L’Union Européenne, préoccupée par le niveau de formation des dirigeants de PME-PMI a co-financé plusieurs projets depuis fin 2013, à l’intérieur de programme Erasmus+, autour du mentorat de dirigeant de PME/PMI:

  • 2014-2016 : INSIST : www.insist-project.eu : Premier projet sur la formation des dirigeants de PME à la transmission, INSIST était focalisé sur le Mentorat dans le contexte d’une Transmission d’une entreprise familiale.
  • 2015-2017 : TRUST ME:  www.trust-me-project.eu : ce projet a permis de travailler avec des experts à constituer une grille de compétence pour le Business Mentor et permis de bâtir une formation de Mentorat accréditable dans 4 pays.
  • 2017-2019 : MENTORCERTwww.trust-me-project.eu :  Ces premières étapes ont démontré que, dans tous les pays du vieux continent, le métier de Mentor de dirigeant de PME/PMI répondait à un besoin ; Pour aller plus loin, un nouveau projet a été accepté par la Commission Européenne, la mise en place d’un examen de certification de compétence des mentors européens, en conformité avec les exigences ISO, garantie du professionnalisme de ce métier est mise en place

 

ADINVEST a accepté dans le cadre d'un consortium de partager son savoir-faire de Mentorat de PME/PMI dans le but de structurer cette formation unique à l'échelle européenne.

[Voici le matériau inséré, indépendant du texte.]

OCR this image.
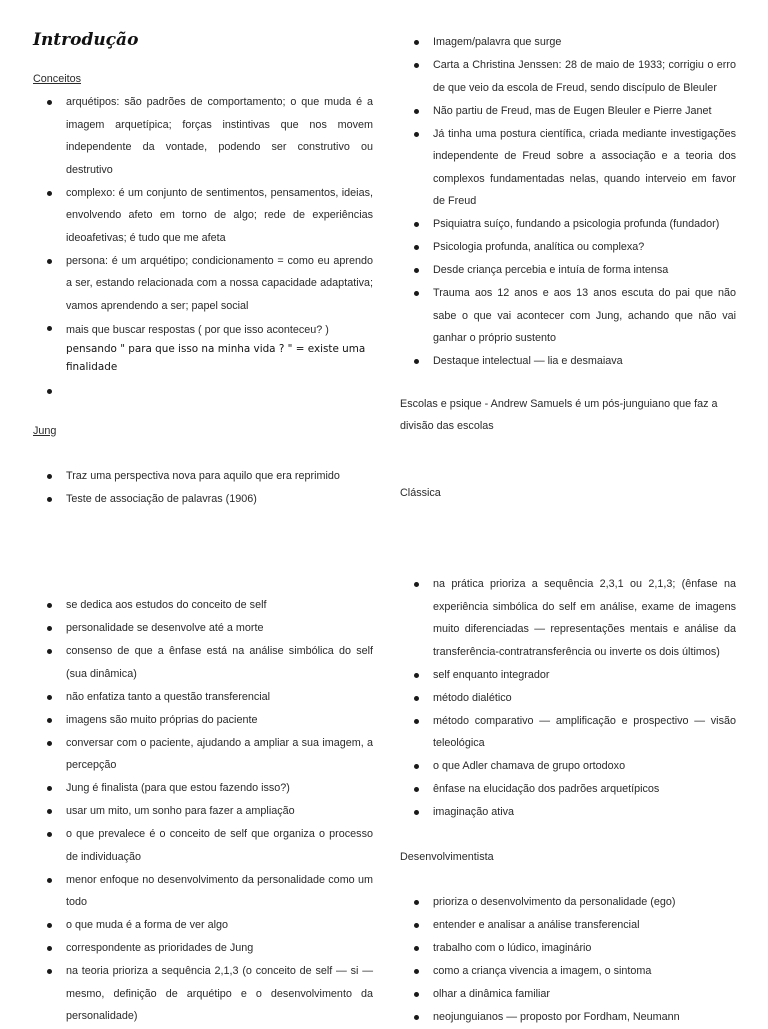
Introdução
Conceitos
arquétipos: são padrões de comportamento; o que muda é a imagem arquetípica; forças instintivas que nos movem independente da vontade, podendo ser construtivo ou destrutivo
complexo: é um conjunto de sentimentos, pensamentos, ideias, envolvendo afeto em torno de algo; rede de experiências ideoafetivas; é tudo que me afeta
persona: é um arquétipo; condicionamento = como eu aprendo a ser, estando relacionada com a nossa capacidade adaptativa; vamos aprendendo a ser; papel social
mais que buscar respostas ( por que isso aconteceu? )
pensando " para que isso na minha vida ? " = existe uma
finalidade
Jung
Traz uma perspectiva nova para aquilo que era reprimido
Teste de associação de palavras (1906)
se dedica aos estudos do conceito de self
personalidade se desenvolve até a morte
consenso de que a ênfase está na análise simbólica do self (sua dinâmica)
não enfatiza tanto a questão transferencial
imagens são muito próprias do paciente
conversar com o paciente, ajudando a ampliar a sua imagem, a percepção
Jung é finalista (para que estou fazendo isso?)
usar um mito, um sonho para fazer a ampliação
o que prevalece é o conceito de self que organiza o processo de individuação
menor enfoque no desenvolvimento da personalidade como um todo
o que muda é a forma de ver algo
correspondente as prioridades de Jung
na teoria prioriza a sequência 2,1,3 (o conceito de self — si — mesmo, definição de arquétipo e o desenvolvimento da personalidade)
Imagem/palavra que surge
Carta a Christina Jenssen: 28 de maio de 1933; corrigiu o erro de que veio da escola de Freud, sendo discípulo de Bleuler
Não partiu de Freud, mas de Eugen Bleuler e Pierre Janet
Já tinha uma postura científica, criada mediante investigações independente de Freud sobre a associação e a teoria dos complexos fundamentadas nelas, quando interveio em favor de Freud
Psiquiatra suíço, fundando a psicologia profunda (fundador)
Psicologia profunda, analítica ou complexa?
Desde criança percebia e intuía de forma intensa
Trauma aos 12 anos e aos 13 anos escuta do pai que não sabe o que vai acontecer com Jung, achando que não vai ganhar o próprio sustento
Destaque intelectual — lia e desmaiava
Escolas e psique - Andrew Samuels é um pós-junguiano que faz a divisão das escolas
Clássica
na prática prioriza a sequência 2,3,1 ou 2,1,3; (ênfase na experiência simbólica do self em análise, exame de imagens muito diferenciadas — representações mentais e análise da transferência-contratransferência ou inverte os dois últimos)
self enquanto integrador
método dialético
método comparativo — amplificação e prospectivo — visão teleológica
o que Adler chamava de grupo ortodoxo
ênfase na elucidação dos padrões arquetípicos
imaginação ativa
Desenvolvimentista
prioriza o desenvolvimento da personalidade (ego)
entender e analisar a análise transferencial
trabalho com o lúdico, imaginário
como a criança vivencia a imagem, o sintoma
olhar a dinâmica familiar
neojunguianos — proposto por Fordham, Neumann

Un certain nombre d’exigences indispensables au métier et à sa pratique ont émergé :

  1. La définition du métier de Mentor de PME-PMI a été le produit d’une réflexion concertée entre praticiens, universités et organisations professionnelles et a permis de déboucher sur une définition claire des exigences et des pratiques des professionnels chargés de conduire ce processus,
  2. L’inclusion d’une dimension multiculturelle européenne s’est imposé comme essentiel ; il est en effet aujourd’hui impossible, même pour une TPE/PME, d’ignorer aujourd’hui le monde ou du moins l’Europe, quelque-soit les dimensions de son propre marché;
  3. Ce nouveau métier; le Mentor de PME/PMI ; doit faire l’objet d’un diplôme ou d’une accréditation européenne pour éviter les dérives et garantir l’évolution qualitative du métier
  4. Le chef d’entreprise doit pouvoir mesurer l’adéquation entre le Mentor et son besoin. Ainsi par exemple, le Mentor doit « mettre en main» les outils du changement sans jamais se substituer à l’entrepreneur en intervenant « à sa place ».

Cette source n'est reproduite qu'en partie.